Ground Broken for $11-Million College Library
It started out in a tiny classroom in San Fernando, then moved to a bank, then to a five-and-dime store, and finally to the basement of the student center at Los Angeles Mission College’s new Sylmar campus.
Now, for the first time ever, the school’s library will have a building of its own.
“I’ve never worked in a library that was meant to be a library,” said Rayma Greenberg, head librarian for the college. “This is so exciting.”
On Thursday, Greenberg joined fellow faculty members, administrators and community leaders to break ground for the college’s $11-million library and learning resources center at the campus on Eldridge Avenue.
The ceremony also marked the beginning of the college’s 20th anniversary celebration, a reminder to many of how much the college has changed since it began holding classes in scattered storefronts in San Fernando in February, 1975.
Marco Torres, a field representative for Councilman Richard Alarcon, pointed out that the center will add 400 new computers for students, giving them access to the information superhighway.

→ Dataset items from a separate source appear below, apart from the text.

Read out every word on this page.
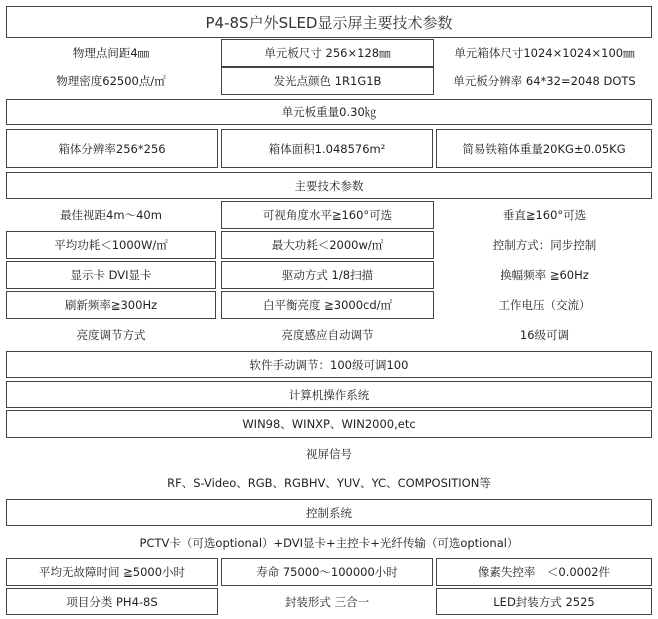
P4-8S户外SLED显示屏主要技术参数
物理点间距4㎜	单元板尺寸 256×128㎜	单元箱体尺寸1024×1024×100㎜
物理密度62500点/㎡	发光点颜色 1R1G1B	单元板分辨率 64*32=2048 DOTS
单元板重量0.30㎏
箱体分辨率256*256	箱体面积1.048576m²	简易铁箱体重量20KG±0.05KG
主要技术参数
最佳视距4m～40m	可视角度水平≧160°可选	垂直≧160°可选
平均功耗＜1000W/㎡	最大功耗＜2000w/㎡	控制方式：同步控制
显示卡 DVI显卡	驱动方式 1/8扫描	换幅频率 ≧60Hz
刷新频率≧300Hz	白平衡亮度 ≧3000cd/㎡	工作电压（交流）
亮度调节方式	亮度感应自动调节	16级可调
软件手动调节：100级可调100
计算机操作系统
WIN98、WINXP、WIN2000,etc
视屏信号
RF、S-Video、RGB、RGBHV、YUV、YC、COMPOSITION等
控制系统
PCTV卡（可选optional）+DVI显卡+主控卡+光纤传输（可选optional）
平均无故障时间 ≧5000小时	寿命 75000～100000小时	像素失控率　＜0.0002件
项目分类 PH4-8S	封装形式 三合一	LED封装方式 2525
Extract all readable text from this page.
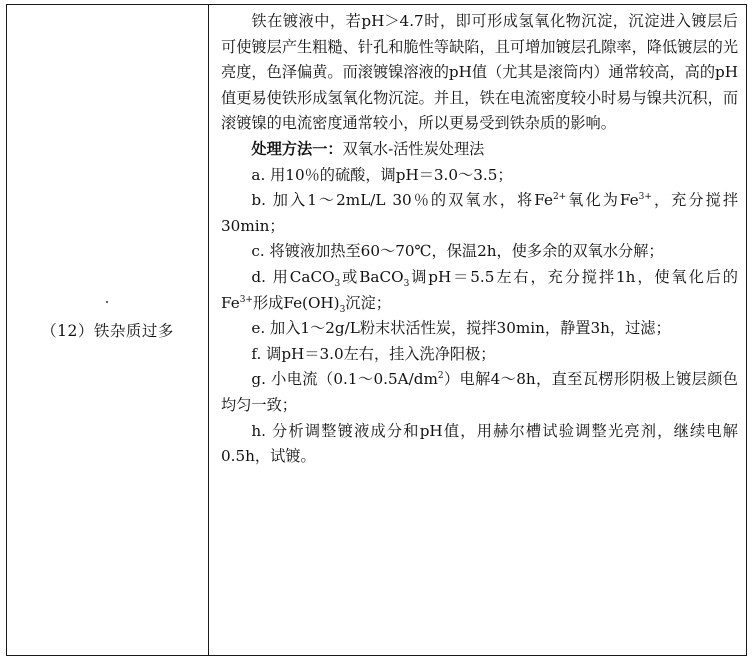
（12）铁杂质过多

铁在镀液中，若pH＞4.7时，即可形成氢氧化物沉淀，沉淀进入镀层后可使镀层产生粗糙、针孔和脆性等缺陷，且可增加镀层孔隙率，降低镀层的光亮度，色泽偏黄。而滚镀镍溶液的pH值（尤其是滚筒内）通常较高，高的pH值更易使铁形成氢氧化物沉淀。并且，铁在电流密度较小时易与镍共沉积，而滚镀镍的电流密度通常较小，所以更易受到铁杂质的影响。

处理方法一：双氧水-活性炭处理法

a. 用10％的硫酸，调pH＝3.0～3.5；

b. 加入1～2mL/L 30％的双氧水，将$Fe^{2+}$氧化为$Fe^{3+}$，充分搅拌30min；

c. 将镀液加热至60～70℃，保温2h，使多余的双氧水分解；

d. 用CaCO$_3$或BaCO$_3$调pH＝5.5左右，充分搅拌1h，使氧化后的$Fe^{3+}$形成$Fe(OH)_3$沉淀；

e. 加入1～2g/L粉末状活性炭，搅拌30min，静置3h，过滤；

f. 调pH＝3.0左右，挂入洗净阳极；

g. 小电流$(0.1\sim 0.5A/dm^2)$电解4～8h，直至瓦楞形阴极上镀层颜色均匀一致；

h. 分析调整镀液成分和pH值，用赫尔槽试验调整光亮剂，继续电解0.5h，试镀。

“It wasn’t that long ago I was a student taking courses at Mission College near meat markets in San Fernando,” said Torres, who attended the school from 1988 to 1990, before the Sylmar campus opened in 1991. “Now there’s going to be an off-ramp on the superhighway that says ‘Eldridge.’ ”
Participants celebrated the event by digging into the soft earth with 13 golden shovels, breaking ground for the new, three-level facility in the heart of the campus.
In addition to a library, the 57,000-square-foot building will include computer, tutoring and teleconferencing centers, as well as an audiovisual studio.
Funded by a state bond measure approved by voters in 1992, the facility will also house a fully automated library about three times larger than the current makeshift library and contain about 20% more books.
And even though the facility is not expected to open until 1997, students on campus Thursday said they are glad it is getting under way now for future students.
“Sometimes when the material we need isn’t at the library we have to go out of our way to get it for our papers,” said Monica Escobar, 21, a second-year student from Sylmar.
But college President Jack Fujimoto sees the new center providing a helping hand for an older generation of learners, as well.
“I’d like to see senior citizens in the area get involved with the computers,” Fujimoto said.